As the title says, in the setup given below, we have an isosceles triangle $\triangle ABC$ where the two base angles are $30^\circ$ each. $P$ and $Q$ are located on $AC$ such that $AP=2$ and $QC=1$, and $\angle PBQ=60^\circ$. The goal is to find the measure of length $PQ$:
This problem was posted by a user on a languages learning app that I came across. The claim is that it is meant for 10th grade students. The user did not share the correct answer.
At first I attempted to "complete the triangle" by forming a large equilateral triangle, but that approach didn't lead anywhere. I will share my only successful approach below as an answer. Please share your own answers as well and let me know if the answer I arrived at is correct.
Best Answer
This is my approach:
1.) Draw a line from $B$ onto point $D$ outside of $\triangle ABC$ such that $\angle ABD =\angle CBQ$ and $BD=BQ$. Connect $A$ and $D$ via $AD$ and notice that $\triangle ABD$ is congruent to $\triangle CBQ$. Also join $D$ and $P$ via $DP$ and $D$ and $Q$ via $DQ$. Notice that $\angle DAP=60^\circ$ and that, $AP=2$ and $AD=CQ=1$, this means that $\triangle DAP$ is a "$30-60-90$" triangle.

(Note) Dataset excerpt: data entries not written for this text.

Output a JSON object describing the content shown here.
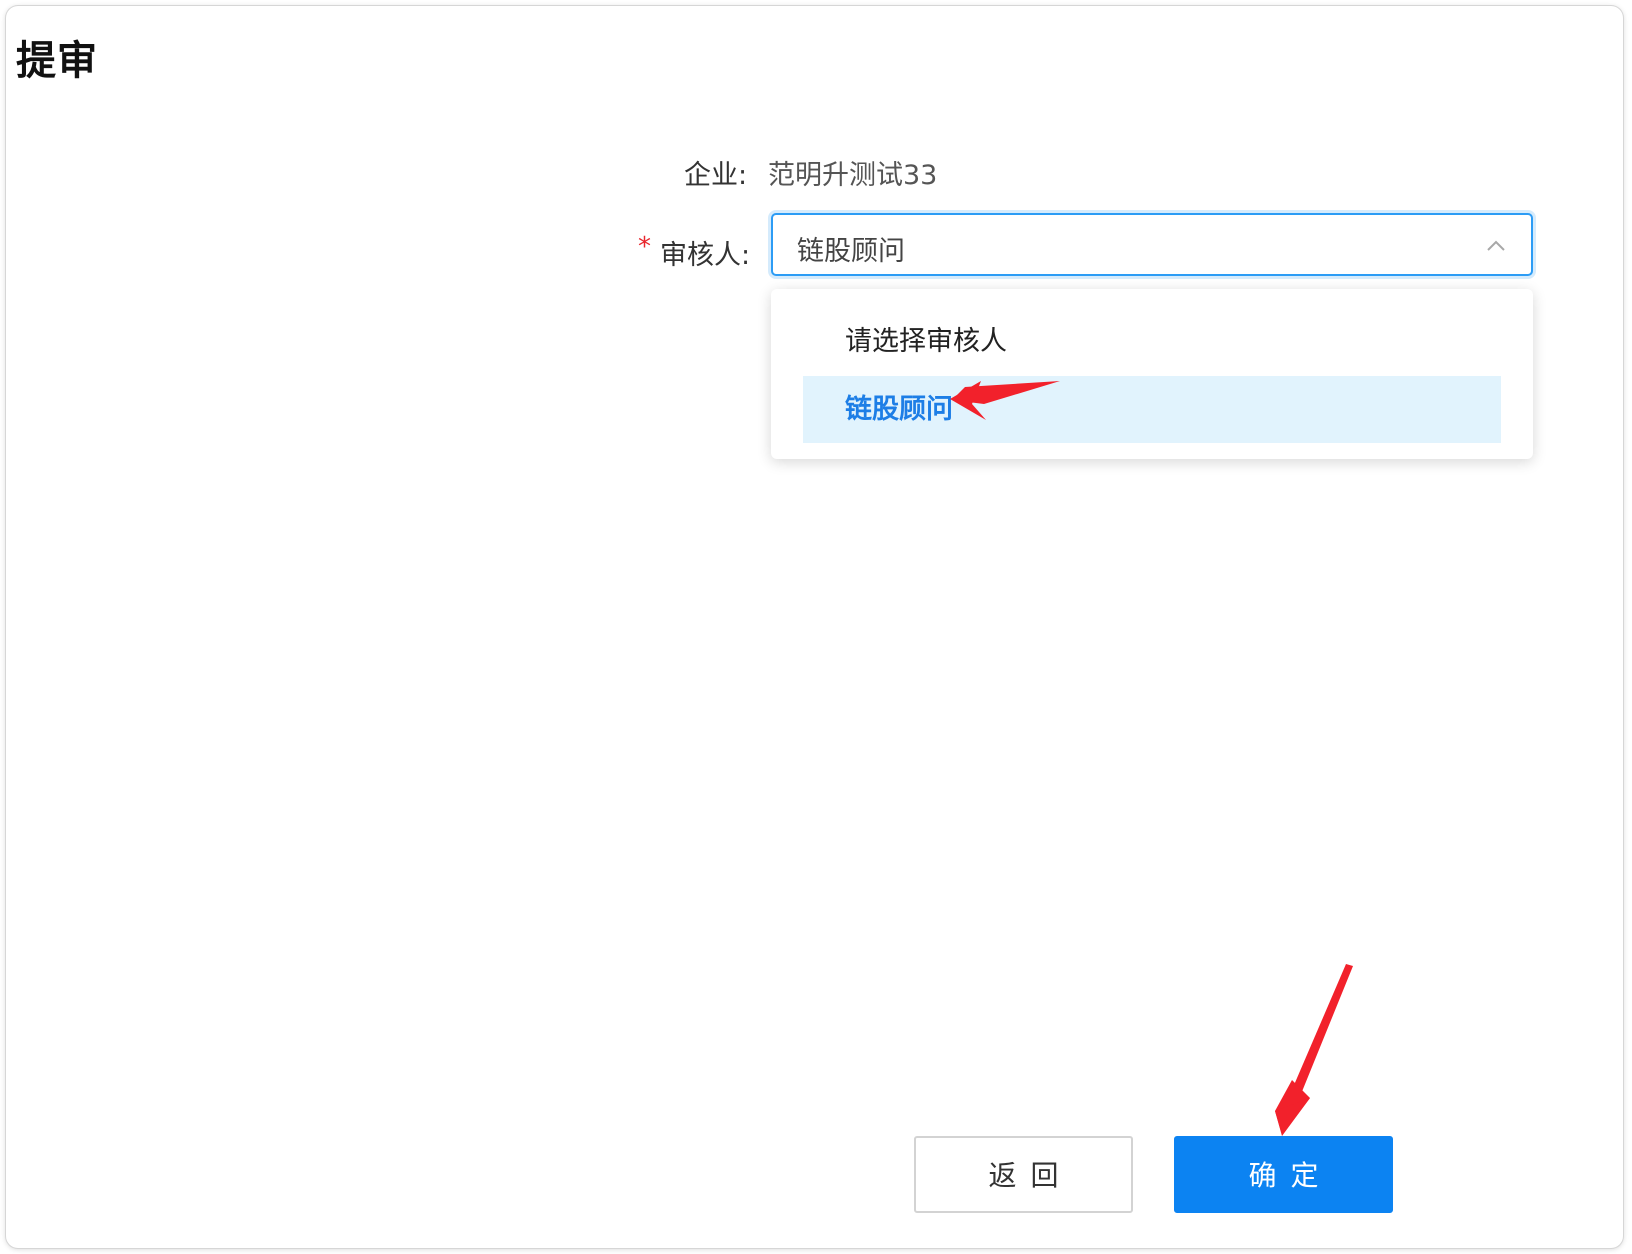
{
  "page": {
    "title": "提审"
  },
  "form": {
    "company_label": "企业:",
    "company_value": "范明升测试33",
    "reviewer_required_mark": "*",
    "reviewer_label": "审核人:",
    "reviewer_selected": "链股顾问"
  },
  "dropdown": {
    "options": [
      {
        "label": "请选择审核人",
        "selected": false
      },
      {
        "label": "链股顾问",
        "selected": true
      }
    ]
  },
  "buttons": {
    "back_label": "返回",
    "confirm_label": "确定"
  },
  "colors": {
    "primary": "#0c83f2",
    "select_border": "#2c9cf5",
    "selected_option_bg": "#e1f3fd",
    "selected_option_text": "#1d7ee6",
    "required_star": "#e8262d",
    "annotation_arrow": "#f2212b"
  },
  "icons": {
    "select_toggle": "chevron-up-icon",
    "annotations": [
      "red-arrow-icon",
      "red-arrow-icon"
    ]
  }
}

2.) Above implies that $DP=\sqrt{3}$ and $\angle APD=30^\circ$. Now notice that $\angle ABP+\angle ABD=60^\circ$, this means that line segment $BP$ is the perpendicular bisector of the isosceles triangle $\triangle DBQ$. This means that $DE=EQ$. But, this also implies that $\triangle DPQ$ is an isosceles triangle. Therefore, $PQ=DP=\sqrt{3}$